A Batson challenge is a challenge filed by a defense attorney in a criminal trial in which the defense contends that the prosecutors in the case struck potential jurors during jury selection in a racially discriminatory manner. If the defense is able to make a preliminary showing that the prosecutor’s actions appear to be race-based, the burden shifts to the prosecution to offer explanations that the actions were not based on race and instead on other legitimate reasons/concerns.
Batson v. Kentucky, 476 U.S. 79, 96-98 (1986) (citations omitted).
To establish [a case for Batson challenge], the defendant first must show that he is a member of a cognizable racial group, and that the prosecutor has exercised peremptory challenges to remove from the venire members of the defendant’s race. Second, the defendant is entitled to rely on the fact, as to which there can be no dispute, that peremptory challenges constitute a jury selection practice that permits “those to discriminate who are of a mind to discriminate.” Finally, the defendant must show that these facts and any other relevant circumstances raise an inference that the prosecutor used that practice to exclude the veniremen from the petit jury on account of their race. This combination of factors in the empaneling of the petit jury, as in the selection of the venire, raises the necessary inference of purposeful discrimination.
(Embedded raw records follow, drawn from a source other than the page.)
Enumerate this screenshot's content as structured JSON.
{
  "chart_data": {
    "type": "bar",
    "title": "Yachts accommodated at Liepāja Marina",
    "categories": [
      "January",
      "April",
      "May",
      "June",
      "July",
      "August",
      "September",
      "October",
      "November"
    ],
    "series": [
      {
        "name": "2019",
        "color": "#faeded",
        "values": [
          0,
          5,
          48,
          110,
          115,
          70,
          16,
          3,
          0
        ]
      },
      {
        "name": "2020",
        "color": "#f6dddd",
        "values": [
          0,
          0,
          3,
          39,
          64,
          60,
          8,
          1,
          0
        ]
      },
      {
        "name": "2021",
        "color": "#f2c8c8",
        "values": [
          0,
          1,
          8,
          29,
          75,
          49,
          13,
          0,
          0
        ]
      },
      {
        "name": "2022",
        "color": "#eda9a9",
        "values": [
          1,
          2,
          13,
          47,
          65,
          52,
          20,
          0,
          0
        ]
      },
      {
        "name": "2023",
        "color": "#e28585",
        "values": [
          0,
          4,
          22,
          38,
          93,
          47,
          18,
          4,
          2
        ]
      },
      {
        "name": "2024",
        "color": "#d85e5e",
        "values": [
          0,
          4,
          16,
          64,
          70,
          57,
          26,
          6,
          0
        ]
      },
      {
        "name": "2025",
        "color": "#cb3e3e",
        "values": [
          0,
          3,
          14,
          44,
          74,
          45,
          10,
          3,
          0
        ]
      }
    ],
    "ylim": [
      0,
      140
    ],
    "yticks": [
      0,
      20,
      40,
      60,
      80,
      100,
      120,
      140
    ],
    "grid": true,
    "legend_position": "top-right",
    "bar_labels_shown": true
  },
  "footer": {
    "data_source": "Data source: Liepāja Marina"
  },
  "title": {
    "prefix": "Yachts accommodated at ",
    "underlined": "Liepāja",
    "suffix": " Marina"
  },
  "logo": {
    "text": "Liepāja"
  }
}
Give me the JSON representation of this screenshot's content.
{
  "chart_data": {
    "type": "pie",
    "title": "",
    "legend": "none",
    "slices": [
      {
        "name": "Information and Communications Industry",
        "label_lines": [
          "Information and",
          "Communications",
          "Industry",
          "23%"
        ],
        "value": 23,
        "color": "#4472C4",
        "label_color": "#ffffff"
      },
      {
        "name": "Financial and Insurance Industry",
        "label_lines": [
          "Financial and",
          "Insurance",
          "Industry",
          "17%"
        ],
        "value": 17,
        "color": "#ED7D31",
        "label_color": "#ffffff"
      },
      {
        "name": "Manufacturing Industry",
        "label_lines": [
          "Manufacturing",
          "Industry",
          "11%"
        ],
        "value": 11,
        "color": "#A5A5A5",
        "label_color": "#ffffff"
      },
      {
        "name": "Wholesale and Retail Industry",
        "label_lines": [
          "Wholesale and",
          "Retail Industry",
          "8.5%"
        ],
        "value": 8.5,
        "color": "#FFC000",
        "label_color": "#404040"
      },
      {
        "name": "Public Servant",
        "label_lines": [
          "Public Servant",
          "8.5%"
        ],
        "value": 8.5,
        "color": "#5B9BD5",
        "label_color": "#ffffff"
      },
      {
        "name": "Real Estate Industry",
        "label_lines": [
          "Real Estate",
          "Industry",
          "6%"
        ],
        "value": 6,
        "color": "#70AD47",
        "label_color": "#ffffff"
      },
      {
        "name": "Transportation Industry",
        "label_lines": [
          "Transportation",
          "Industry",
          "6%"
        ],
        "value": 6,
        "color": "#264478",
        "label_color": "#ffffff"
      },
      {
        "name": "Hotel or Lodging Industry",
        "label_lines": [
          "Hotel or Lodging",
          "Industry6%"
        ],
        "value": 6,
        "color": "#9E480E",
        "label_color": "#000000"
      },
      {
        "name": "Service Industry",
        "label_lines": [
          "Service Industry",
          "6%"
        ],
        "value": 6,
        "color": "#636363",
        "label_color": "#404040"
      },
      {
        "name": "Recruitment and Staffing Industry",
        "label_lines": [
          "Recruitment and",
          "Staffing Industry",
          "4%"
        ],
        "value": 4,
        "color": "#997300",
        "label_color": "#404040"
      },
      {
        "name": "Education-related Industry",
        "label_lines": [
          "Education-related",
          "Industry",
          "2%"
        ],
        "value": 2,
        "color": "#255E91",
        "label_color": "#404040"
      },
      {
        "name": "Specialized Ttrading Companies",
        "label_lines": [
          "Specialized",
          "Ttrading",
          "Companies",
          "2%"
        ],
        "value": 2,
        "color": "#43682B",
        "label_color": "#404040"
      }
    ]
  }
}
In deciding whether the defendant has made the requisite showing, the trial court should consider all relevant circumstances. For example, a “pattern” of strikes against black jurors included in the particular venire might give rise to an inference of discrimination. Similarly, the prosecutor’s questions and statements during voir direexamination and in exercising his challenges may support or refute an inference of discriminatory purpose. These examples are merely illustrative. We have confidence that trial judges, experienced in supervising voir dire, will be able to decide if the circumstances concerning the prosecutor’s use of peremptory challenges creates a prima facie case of discrimination against black jurors.
Once the defendant makes a prima facie showing, the burden shifts to the State to come forward with a neutral explanation for challenging black jurors. Though this requirement imposes a limitation in some cases on the full peremptory character of the historic challenge, we emphasize that the prosecutor’s explanation need not rise to the level justifying exercise of a challenge for cause. But the prosecutor may not rebut the defendant’s prima facie case of discrimination by stating merely that he challenged jurors of the defendant’s race on the assumption — or his intuitive judgment — that they would be partial to the defendant because of their shared race. Just as the Equal Protection Clause forbids the States to exclude black persons from the venire on the assumption that blacks as a group are unqualified to serve as jurors, so it forbids the States to strike black veniremen on the assumption that they will be biased in a particular case simply because the defendant is black. The core guarantee of equal protection, ensuring citizens that their State will not discriminate on account of race, would be meaningless were we to approve the exclusion of jurors on the basis of such assumptions, which arise solely from the jurors’ race. Nor may the prosecutor rebut the defendant’s case merely by denying that he had a discriminatory motive or “affirm[ing] [his] good faith in making individual selections.” If these general assertions were accepted as rebutting a defendant’s prima facie case, the Equal Protection Clause “would be but a vain and illusory requirement.” The prosecutor therefore must articulate a neutral explanation related to the particular case to be tried. The trial court then will have the duty to determine if the defendant has established purposeful discrimination.
Farmington Correctional Center v. Elem, 514 U.S. 765 (1995) (citations omitted).
Under our Batson jurisprudence, once the opponent of a peremptory challenge has made out a prima facie case of racial discrimination (step one), the burden of production shifts to the proponent of the strike to come forward with a raceneutral explanation (step two). If a race-neutral explanation is tendered, the trial court must then decide (step three) whether the opponent of the strike has proved purposeful racial discrimination. The second step of this process does not demand an explanation that is persuasive, or even plausible. “At this [second] step of the inquiry, the issue is the facial validity of the prosecutor’s explanation. Unless a discriminatory intent is inherent in the prosecutor’s explanation, the reason offered will be deemed race neutral.”